Doctrine Analysis
Doctrine Analysis
This Language Package’s doctrine_risk_registry.json tracks 40 doctrines across Romans 1–16, each assigned a risk tier that drives Phase 2 review routing.
Risk tier summary
| Tier | Count | Review routing | Example doctrines |
|---|---|---|---|
| Critical | 7 | Human theologian, every occurrence | Salvation, Incarnation, Deity of Christ, Sonship of Christ, Resurrection of Christ, Lordship of Christ, Messianic Promise |
| High | 23 | Human theologian | Gospel, Divine Calling, Grace, Faith, Sanctification, Universal Scope of the Gospel, Unity of Jews and Gentiles |
| Medium | 7 | Native speaker review | Apostleship, Prayer and Intercession, Spiritual Gifts, Mission to the Nations, Evangelism |
| Low | 3 | Automated review only | Thanksgiving, Mutual Edification, Christian Fellowship |
Why Critical doctrines cluster where they do
Six of the seven Critical-risk doctrines share one property distinctive to the Assamese context: each has a ready-made, fluent-sounding word drawn not from a vague “Hindu background” but specifically from the Ekasarana Dharma tradition’s own worked-out monotheistic-bhakti theology, in which a supreme God (Krishna as Vishnu’s avatar) periodically takes bodily form and is approached through single-minded devotion.
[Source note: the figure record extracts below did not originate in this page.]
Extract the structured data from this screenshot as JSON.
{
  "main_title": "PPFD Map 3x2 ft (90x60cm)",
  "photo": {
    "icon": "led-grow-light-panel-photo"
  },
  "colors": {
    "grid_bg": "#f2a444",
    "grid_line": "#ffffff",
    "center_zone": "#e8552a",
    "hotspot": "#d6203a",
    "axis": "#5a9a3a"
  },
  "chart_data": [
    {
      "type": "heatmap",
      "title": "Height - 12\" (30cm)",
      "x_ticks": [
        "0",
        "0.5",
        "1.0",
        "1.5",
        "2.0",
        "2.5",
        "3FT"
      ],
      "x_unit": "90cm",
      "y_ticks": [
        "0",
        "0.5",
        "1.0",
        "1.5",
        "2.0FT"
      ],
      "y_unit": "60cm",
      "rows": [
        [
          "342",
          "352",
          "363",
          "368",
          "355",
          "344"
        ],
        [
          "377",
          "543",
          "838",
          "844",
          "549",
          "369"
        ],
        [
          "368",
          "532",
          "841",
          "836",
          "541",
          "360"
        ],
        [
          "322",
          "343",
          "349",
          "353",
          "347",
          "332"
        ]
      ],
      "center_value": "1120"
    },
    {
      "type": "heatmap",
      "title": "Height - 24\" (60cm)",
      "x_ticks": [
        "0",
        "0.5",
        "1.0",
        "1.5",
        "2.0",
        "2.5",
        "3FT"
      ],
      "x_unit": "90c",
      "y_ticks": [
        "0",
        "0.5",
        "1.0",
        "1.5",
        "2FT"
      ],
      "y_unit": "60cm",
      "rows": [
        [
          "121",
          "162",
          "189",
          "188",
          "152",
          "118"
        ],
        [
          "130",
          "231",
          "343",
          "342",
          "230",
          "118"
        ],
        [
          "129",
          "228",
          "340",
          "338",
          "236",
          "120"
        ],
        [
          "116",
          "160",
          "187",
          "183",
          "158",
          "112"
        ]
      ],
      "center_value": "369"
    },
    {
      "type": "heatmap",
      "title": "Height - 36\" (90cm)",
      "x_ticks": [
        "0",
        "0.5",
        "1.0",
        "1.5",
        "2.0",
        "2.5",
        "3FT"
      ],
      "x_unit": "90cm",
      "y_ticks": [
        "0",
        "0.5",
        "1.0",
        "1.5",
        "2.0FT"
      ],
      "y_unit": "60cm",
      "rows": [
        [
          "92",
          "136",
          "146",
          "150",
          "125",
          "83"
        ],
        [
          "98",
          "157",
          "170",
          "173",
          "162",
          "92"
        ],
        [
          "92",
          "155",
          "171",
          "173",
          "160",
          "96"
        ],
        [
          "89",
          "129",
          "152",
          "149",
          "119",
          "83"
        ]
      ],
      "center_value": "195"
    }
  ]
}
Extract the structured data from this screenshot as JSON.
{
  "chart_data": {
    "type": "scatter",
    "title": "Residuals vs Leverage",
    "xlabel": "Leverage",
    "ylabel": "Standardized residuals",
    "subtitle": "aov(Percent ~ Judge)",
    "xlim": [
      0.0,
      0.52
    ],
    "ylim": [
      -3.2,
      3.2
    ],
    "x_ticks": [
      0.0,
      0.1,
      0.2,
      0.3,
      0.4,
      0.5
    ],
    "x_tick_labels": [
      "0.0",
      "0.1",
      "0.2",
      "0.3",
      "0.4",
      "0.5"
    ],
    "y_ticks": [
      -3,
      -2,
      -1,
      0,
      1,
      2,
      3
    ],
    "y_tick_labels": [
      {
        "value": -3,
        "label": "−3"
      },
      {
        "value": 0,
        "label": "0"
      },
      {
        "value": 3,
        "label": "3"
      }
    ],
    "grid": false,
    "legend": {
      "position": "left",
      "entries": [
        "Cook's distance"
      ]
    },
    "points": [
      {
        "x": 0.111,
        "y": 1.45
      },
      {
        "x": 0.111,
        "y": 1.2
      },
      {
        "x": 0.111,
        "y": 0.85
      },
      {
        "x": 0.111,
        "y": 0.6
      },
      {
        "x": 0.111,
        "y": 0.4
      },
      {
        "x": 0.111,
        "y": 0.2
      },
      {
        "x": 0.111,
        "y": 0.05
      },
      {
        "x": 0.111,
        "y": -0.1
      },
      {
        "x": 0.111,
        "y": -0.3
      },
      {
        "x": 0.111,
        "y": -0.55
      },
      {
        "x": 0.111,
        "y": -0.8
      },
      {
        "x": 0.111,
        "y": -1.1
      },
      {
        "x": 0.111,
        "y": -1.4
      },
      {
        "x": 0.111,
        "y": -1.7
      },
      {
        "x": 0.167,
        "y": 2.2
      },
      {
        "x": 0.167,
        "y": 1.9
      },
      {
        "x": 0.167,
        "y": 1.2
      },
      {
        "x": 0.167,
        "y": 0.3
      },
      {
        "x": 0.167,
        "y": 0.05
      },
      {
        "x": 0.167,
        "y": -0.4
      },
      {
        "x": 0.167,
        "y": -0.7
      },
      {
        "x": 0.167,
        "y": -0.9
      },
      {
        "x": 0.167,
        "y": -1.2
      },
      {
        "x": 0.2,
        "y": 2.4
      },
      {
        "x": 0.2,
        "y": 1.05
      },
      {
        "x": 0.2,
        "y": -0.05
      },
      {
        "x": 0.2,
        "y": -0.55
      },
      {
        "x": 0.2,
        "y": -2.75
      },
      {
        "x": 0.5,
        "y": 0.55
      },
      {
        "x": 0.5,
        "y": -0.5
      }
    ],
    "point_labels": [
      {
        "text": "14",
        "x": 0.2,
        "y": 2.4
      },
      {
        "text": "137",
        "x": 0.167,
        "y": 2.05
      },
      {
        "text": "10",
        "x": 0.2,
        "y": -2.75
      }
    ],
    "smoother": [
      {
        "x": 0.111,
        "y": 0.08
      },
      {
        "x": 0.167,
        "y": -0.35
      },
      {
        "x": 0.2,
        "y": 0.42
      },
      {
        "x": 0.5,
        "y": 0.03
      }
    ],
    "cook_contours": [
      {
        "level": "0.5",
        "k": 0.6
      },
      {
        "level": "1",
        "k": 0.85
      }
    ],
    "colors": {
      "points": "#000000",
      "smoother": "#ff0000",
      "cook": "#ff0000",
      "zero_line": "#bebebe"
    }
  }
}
This is a harder translation problem than generic polytheism, because the wrong word doesn’t just sound religious — it sounds like exactly the kind of exclusive, personal devotion Romans is calling for, while smuggling in avatar-descent and karma-merit assumptions.
Review routing rationale
Critical and High risk doctrines (30 of 40) require mandatory human theologian review because an automated or native-speaker-only check could confirm the Assamese is fluent and even devotionally sincere-sounding without catching that it imports a contradictory theological framework. Native speaker review is sufficient for Medium-risk doctrines, where the concern is cultural fit and sensitivity (e.g. colonial/mission-era institutional connotations) rather than doctrinal contradiction.